Remote workers need more than just video conferencing to get their jobs done

Remote workers need more than just video conferencing to get their jobs done

Remote workers need more than just video conferencing to get their jobs done

Lee Thompson is Managing Director, Australia and New Zealand, for enterprise cloud and hyperconverged infrastructure company, Nutanix. He explains what companies need to do to help employees work efficiently from home.

For a moment in June, it seemed like we were close to returning to some semblance of normalcy.

Offices in CBDs across the country were eagerly preparing to welcome workers back for the first time in months – albeit with new measures to enforce social distancing requirements. Employees, who had been working remotely since March, were getting ready for morning commutes they had almost grown to miss.

Now we face a very different reality

Melbourne is in the grips of a second wave of the pandemic, recording daily infection rates that dwarf those of the initial crest. Sydney is grappling with ongoing community transmission as new clusters pop up across the city, forcing the Queensland Premier to block all Sydney-siders from visiting the Sunshine State.

Suddenly it’s clear the remote working arrangements many thought would be temporary are – and will remain – permanent features of the modern workplace.

With work from home mandates extended – in some cases indefinitely – businesses must now consider how to enable their homebound workforce to truly work while at home.

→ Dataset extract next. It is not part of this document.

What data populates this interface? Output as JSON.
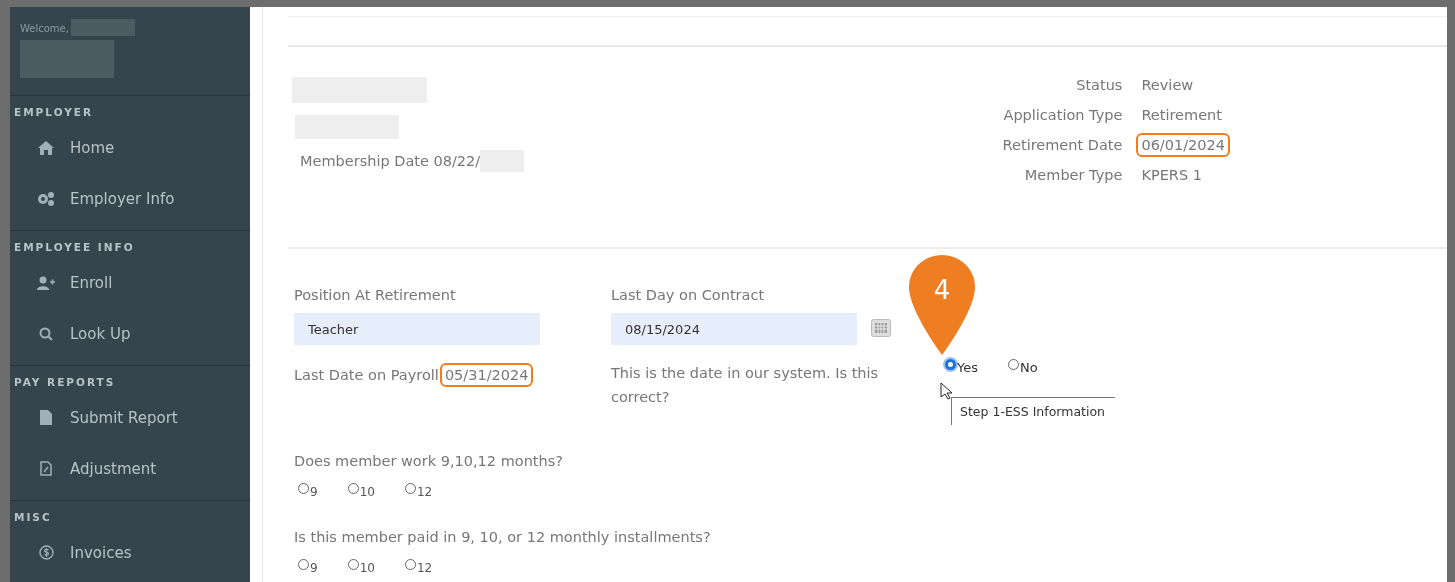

A little less video conference, a little more action

When businesses were first forced to enable their staff to telecommute in March, there was a pervading sense that the changes would only be in effect for a few months.

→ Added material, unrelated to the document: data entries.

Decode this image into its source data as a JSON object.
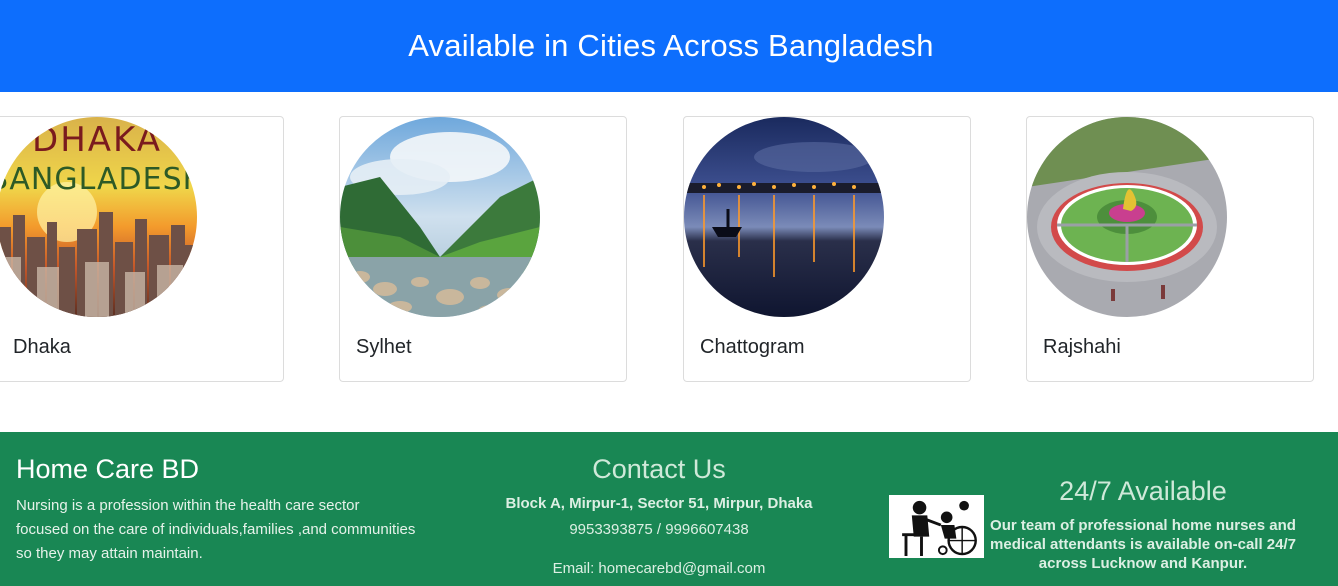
{
  "section": {
    "title": "Available in Cities Across Bangladesh"
  },
  "cities": [
    {
      "name": "Dhaka",
      "photo_text": [
        "DHAKA",
        "BANGLADESH"
      ]
    },
    {
      "name": "Sylhet"
    },
    {
      "name": "Chattogram"
    },
    {
      "name": "Rajshahi"
    }
  ],
  "footer": {
    "brand": {
      "title": "Home Care BD",
      "description": "Nursing is a profession within the health care sector focused on the care of individuals,families ,and communities so they may attain maintain."
    },
    "contact": {
      "title": "Contact Us",
      "address": "Block A, Mirpur-1, Sector 51, Mirpur, Dhaka",
      "phone": "9953393875 / 9996607438",
      "email": "Email: homecarebd@gmail.com"
    },
    "availability": {
      "title": "24/7 Available",
      "description": "Our team of professional home nurses and medical attendants is available on-call 24/7 across Lucknow and Kanpur.",
      "icon": "caregiver-wheelchair-icon"
    }
  },
  "colors": {
    "header_bg": "#0d6efd",
    "footer_bg": "#198754"
  }
}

As such, the technology investments many made were relatively shallow. Employees were given licenses for cloud-based video conferencing and collaboration platforms which, although they certainly helped keep people connected, did little to enable them to actually work from home.

After all, how many Zoom or Teams meetings can one have before any actual work gets done?

Empowering remote workers to actually work from home requires a more mature approach. For example, consider all the business-critical applications employees need to access to do their jobs while they’re in the office.

There’s Enterprise Resource Planning (ERP), Customer Relationship Management (CRM), internal databases and intranets, not to mention business email accounts hosted on Exchange servers and industry-specific applications such as CAD design software.

Think about how much productivity you would lose on a normal day if access to all these critical applications suddenly disappeared. That’s exactly what’s happening every day employees work from home with only video conferencing, collaboration and other basic apps at their fingertips.

In other words, there’s a lot more to remote working than simply talking about work.

Bringing the business home 

These applications aren’t called ‘business-critical’ just because it sounds impressive. Collectively, they contain an enterprise’s crown jewels – whether that’s intellectual property, customer data or other proprietary and confidential information.

This data isn’t just important to the everyday functioning of the business. When it comes to personal information, it’s also of critical importance to customers – and the regulators who protect their privacy.

As such, any strategy to give workers remote access to this information must have security and data governance front-of-mind. The apparent complexity of managing hundreds – if not thousands – of employees as they retrieve a business’ most sensitive data while outside the purview of the IT team is enough to keep any executive awake at night.

But it doesn’t need to be.

Going virtual    

One of the key strategies that enable workers to access all the critical applications and data they need to remain productive from home is known as virtual desktop infrastructure or VDI.

We’re all familiar with the traditional desktop computing experience. Walk to your desk, press the power button, wait for the computer to wake up and ask you to log in. A wallpaper appears, application icons load on the screen and you’re ready to start your day with access to all of your native applications, files and web browsers.

This is life in the physical desktop world, a world we were getting ready to revisit before just a few weeks ago.

In the virtual desktop world, however, the same access is delivered to workers located nowhere near the physical computer. With VDI, remote workers engage with a virtual version of their office terminal ensuring the files and applications critical to the business remain securely at the office.

No one saw this crisis coming. When it dawned, few could anticipate its duration. As we seek to rebuild the economy, we must accept remote working will be a major feature of our future. Simply having another video conference call won’t cut it because, at some point, it’ll come time to do the actual work.